Beide renners komen uit misschien wel de meest succesvolle jeugdploeg die Nederland ooit kende, de Rabobank Development selectie van 2011. Met zijn krachttoer over de Spaanse wegen veroverde Tom Dumoulin de harten van de Nederlandse sportfanaten. Had de Vuelta a España 35 kilometer of twee bergen korter geduurd, dan zou Nederland nu een derde eindwinnaar van een grote ronde in de geschiedenisboeken hebben kunnen bijschrijven. 'Dumoulin is onze rondehoop voor de toekomst', gonsde het. Eerder, in mei 2014, klonken woorden van ongeveer gelijke strekking over Wilco Kelderman. De Barnevelder, bijna een half jaar jonger dan de Limburger, pakte toen een zevende plaats in de Giro d'Italia.
Grote rondes
Het halve jaar leeftijdsverschil in het voordeel van Dumoulin levert hem op dat hij één grote ronde meer heeft gereden dan zijn 'rivaal', vijf om vier. Opvallend is daarbij dat zij pas één keer in dezelfde grand tour reden: de Tour van 2015. Dit werd ook nog eens de slechtste ronde van beide renners. Kelderman eindigde er als nummer 79, Dumoulin viel al op de derde dag uit.
Die lage klassering voor Kelderman is extra opvallend omdat hij in zijn drie andere grote rondes altijd bij de beste twintig werd geklasseerd. Zeventiende in zijn eerste Giro (2013), zevende in zijn tweede Giro (2014) en veertiende in de Vuelta van dat jaar. De zesde plek van Dumoulin is net zo'n uitschieter naar boven als de negenenzeventigste van Kelderman naar beneden is. Na een keer niet finishen (Vuelta 2012), reeg hij een eenenveertigste plek (Tour 2013), een drieëndertigste plaats (Tour 2014) en nog eens een onfortuinlijke DNF in de Tour 2015 aaneen. Dit is niet vreemd, vergelijkbare types als Miguel Indurain en Bradley Wiggins doorliepen een zelfde traject.
Opvallend gegeven is dat de helft van de renners die Kelderman voorbleven bij zijn topklassering in de Giro van 2014 ook in de Vuelta van 2015 Dumoulin te slim af waren: Nairo Quintana, Fabio Aru en Rafal Majka. Wel blijft Dumoulin een stuk dichterbij de winnaar: 3.46 tegenover 11.00.
Bergritten
Kelderman heeft zich in de bergen redelijk weten te manifesteren. Op de laatste Girodag van 2014 was de klim naar de Monte Zoncolan eigenlijk iets teveel van het goede, zoals Dumoulin in de laatste bergetappe van de Vuelta niet mee kon komen met de echte toppers. Desondanks wist Kelderman het gat beperkt te houden, 1.40 op Quintana, 1.25 op Aru en Majka. Ook op Valsugana, twee dagen eerder, verloor hij slechts twintig seconden.

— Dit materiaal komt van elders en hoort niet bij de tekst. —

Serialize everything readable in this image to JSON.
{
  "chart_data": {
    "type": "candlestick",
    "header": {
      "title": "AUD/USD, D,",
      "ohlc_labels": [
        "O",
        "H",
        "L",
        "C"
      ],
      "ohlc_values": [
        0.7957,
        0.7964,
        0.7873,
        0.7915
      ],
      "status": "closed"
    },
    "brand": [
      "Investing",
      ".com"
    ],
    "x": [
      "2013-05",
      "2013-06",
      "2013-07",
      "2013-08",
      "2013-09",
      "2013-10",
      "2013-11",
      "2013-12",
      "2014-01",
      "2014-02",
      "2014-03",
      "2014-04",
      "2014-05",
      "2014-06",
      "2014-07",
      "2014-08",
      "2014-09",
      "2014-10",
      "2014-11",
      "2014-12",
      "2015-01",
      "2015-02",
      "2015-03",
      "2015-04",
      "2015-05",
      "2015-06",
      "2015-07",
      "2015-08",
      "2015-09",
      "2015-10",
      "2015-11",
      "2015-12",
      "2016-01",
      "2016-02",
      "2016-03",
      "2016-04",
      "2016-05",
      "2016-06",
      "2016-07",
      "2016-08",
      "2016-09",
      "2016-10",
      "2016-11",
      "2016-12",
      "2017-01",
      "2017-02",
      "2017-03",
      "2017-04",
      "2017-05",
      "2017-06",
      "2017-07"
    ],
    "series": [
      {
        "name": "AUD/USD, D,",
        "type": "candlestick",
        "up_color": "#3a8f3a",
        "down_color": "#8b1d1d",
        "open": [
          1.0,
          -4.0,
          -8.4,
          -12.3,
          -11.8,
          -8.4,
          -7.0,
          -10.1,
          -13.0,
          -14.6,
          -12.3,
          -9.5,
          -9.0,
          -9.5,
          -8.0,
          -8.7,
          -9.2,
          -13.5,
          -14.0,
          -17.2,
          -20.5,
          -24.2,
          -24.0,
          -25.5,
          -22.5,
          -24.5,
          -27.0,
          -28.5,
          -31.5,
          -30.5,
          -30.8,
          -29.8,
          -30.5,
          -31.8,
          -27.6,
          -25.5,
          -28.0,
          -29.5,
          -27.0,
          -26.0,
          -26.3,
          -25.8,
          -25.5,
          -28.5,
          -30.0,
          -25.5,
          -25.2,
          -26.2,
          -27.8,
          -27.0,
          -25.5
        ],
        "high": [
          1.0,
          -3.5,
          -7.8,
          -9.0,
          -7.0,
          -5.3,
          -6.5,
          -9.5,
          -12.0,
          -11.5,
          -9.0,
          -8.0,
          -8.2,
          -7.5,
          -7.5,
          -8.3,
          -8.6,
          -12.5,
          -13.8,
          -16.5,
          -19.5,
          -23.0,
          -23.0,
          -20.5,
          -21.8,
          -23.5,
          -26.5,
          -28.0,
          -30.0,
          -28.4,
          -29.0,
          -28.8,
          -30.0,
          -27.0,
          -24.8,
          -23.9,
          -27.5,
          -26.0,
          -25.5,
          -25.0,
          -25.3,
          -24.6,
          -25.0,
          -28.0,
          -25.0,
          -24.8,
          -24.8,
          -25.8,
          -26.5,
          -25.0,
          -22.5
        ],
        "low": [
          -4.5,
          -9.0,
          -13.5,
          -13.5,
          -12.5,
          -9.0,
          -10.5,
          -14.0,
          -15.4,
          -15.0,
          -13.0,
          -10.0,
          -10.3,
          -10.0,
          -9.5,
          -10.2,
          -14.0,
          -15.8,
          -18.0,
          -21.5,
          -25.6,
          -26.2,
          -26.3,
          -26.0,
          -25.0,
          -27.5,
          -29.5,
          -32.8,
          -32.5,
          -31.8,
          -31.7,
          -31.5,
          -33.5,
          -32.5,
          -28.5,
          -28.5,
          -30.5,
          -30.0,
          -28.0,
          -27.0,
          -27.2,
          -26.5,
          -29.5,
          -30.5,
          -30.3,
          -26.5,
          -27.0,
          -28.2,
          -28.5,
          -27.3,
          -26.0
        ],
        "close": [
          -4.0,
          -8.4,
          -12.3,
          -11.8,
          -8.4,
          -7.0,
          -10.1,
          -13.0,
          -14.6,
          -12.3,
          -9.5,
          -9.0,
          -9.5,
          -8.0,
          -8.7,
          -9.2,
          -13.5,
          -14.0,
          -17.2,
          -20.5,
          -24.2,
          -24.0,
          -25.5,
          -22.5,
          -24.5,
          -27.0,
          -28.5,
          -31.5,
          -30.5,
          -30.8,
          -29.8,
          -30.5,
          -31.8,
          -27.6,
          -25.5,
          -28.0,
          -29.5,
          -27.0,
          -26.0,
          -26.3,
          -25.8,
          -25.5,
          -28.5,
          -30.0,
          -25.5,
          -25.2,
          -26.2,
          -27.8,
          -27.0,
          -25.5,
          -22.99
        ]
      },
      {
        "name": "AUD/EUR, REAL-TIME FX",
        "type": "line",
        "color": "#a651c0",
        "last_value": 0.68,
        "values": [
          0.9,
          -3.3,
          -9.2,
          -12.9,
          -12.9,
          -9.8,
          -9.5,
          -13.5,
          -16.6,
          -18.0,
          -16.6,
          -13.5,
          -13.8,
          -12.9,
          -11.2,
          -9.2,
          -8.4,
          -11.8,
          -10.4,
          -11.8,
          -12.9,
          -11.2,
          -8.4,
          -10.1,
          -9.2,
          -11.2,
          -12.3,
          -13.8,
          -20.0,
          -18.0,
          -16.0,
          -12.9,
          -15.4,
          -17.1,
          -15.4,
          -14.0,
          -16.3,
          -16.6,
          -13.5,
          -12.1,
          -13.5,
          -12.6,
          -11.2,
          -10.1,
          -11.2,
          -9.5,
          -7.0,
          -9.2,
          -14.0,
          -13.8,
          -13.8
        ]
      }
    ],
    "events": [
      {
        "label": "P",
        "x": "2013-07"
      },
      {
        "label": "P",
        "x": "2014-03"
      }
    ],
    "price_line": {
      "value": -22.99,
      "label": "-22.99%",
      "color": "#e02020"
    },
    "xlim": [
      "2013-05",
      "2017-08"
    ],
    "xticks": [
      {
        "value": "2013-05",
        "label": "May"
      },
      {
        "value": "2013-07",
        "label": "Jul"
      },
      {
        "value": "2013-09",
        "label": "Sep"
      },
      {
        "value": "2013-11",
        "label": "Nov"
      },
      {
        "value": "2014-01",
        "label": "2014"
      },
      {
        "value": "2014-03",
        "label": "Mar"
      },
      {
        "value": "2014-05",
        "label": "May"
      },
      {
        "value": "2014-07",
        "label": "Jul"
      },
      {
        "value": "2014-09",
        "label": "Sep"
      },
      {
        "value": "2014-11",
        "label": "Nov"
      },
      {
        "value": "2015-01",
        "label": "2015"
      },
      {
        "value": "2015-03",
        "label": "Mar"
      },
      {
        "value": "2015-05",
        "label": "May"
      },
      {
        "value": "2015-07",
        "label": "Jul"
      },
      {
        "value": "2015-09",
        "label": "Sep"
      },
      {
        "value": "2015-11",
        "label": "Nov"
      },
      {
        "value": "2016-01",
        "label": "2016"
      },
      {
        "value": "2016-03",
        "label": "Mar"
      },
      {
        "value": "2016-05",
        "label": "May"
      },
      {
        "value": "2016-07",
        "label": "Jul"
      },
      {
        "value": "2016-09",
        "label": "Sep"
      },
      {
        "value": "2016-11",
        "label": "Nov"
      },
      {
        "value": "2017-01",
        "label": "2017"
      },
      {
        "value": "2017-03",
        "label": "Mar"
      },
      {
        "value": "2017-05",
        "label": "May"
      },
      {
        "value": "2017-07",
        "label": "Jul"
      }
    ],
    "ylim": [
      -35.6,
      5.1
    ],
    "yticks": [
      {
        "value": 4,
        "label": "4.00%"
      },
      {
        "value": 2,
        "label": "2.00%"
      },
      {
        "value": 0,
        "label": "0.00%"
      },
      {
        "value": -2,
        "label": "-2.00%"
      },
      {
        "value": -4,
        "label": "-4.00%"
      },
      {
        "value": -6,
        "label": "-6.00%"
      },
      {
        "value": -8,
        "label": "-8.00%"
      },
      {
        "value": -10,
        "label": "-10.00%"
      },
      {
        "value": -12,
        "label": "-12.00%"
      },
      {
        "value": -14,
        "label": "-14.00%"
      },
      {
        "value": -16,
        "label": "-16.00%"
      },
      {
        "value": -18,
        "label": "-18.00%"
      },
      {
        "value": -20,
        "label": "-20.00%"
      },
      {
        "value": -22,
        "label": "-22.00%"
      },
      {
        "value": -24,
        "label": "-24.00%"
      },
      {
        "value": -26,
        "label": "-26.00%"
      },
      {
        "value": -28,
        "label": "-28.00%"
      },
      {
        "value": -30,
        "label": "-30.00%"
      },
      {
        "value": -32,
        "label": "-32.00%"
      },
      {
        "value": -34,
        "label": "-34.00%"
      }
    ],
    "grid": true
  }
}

Het grote verschil tussen Dumoulin en Kelderman in de bergen is vooralsnog dat Kelderman alleen in de Tour de France van 2015 zijn faam niet kon waarmaken. Zelfs in zijn eerste grote ronde, de Giro van 2013, wist hij in de rit naar de Col du Galibier tot de top bij volwassen renners als Vincenzo Nibali, Cadel Evans en Franco Pellizotti te blijven. Voor Dumoulin kwamen goede resultaten op geaccidenteerd terrein vooralsnog vooral voort uit ontsnappingen, zoals in de etappe naar Gap van 2013 en de etappe naar Mulhouse in 2014.
Tijdritten
Kelderman mag dan Dumoulin zijn Nederlandse titel hebben ontnomen, buiten de Limburger heeft hij nooit de grote mannen in deze discipline verslagen. Het spreekt dan ook in het voordeel van de man van Giant-Alpecin dat hij al meerdere malen de sterkste was in een goed deelnemersveld. Ook in de afgelopen Vuelta liet hij nog maar eens zien dat tijdrijden zijn meest krachtige wapen is. Zelfs gaten van meer dan twee minuten zijn door hem te dichten over een afstand van 35 kilometer of langer.
Wel was Kelderman de betere van Quintana en Aru in de eerste individuele tijdrit van de Giro d'Italia 2014. Al moest hij wel Rafal Majka een half minuutje voor laten gaan. In ogenschouw moet worden genomen dat Dumoulin absolute wereldtop op de discipline tegen de klok is. Kelderman is van ongeveer gelijk niveau als zijn potentiële concurrenten.
Conclusie: Kelderman is completer, Dumoulin heeft een uitzonderlijk wapen. Kelderman wint op punten.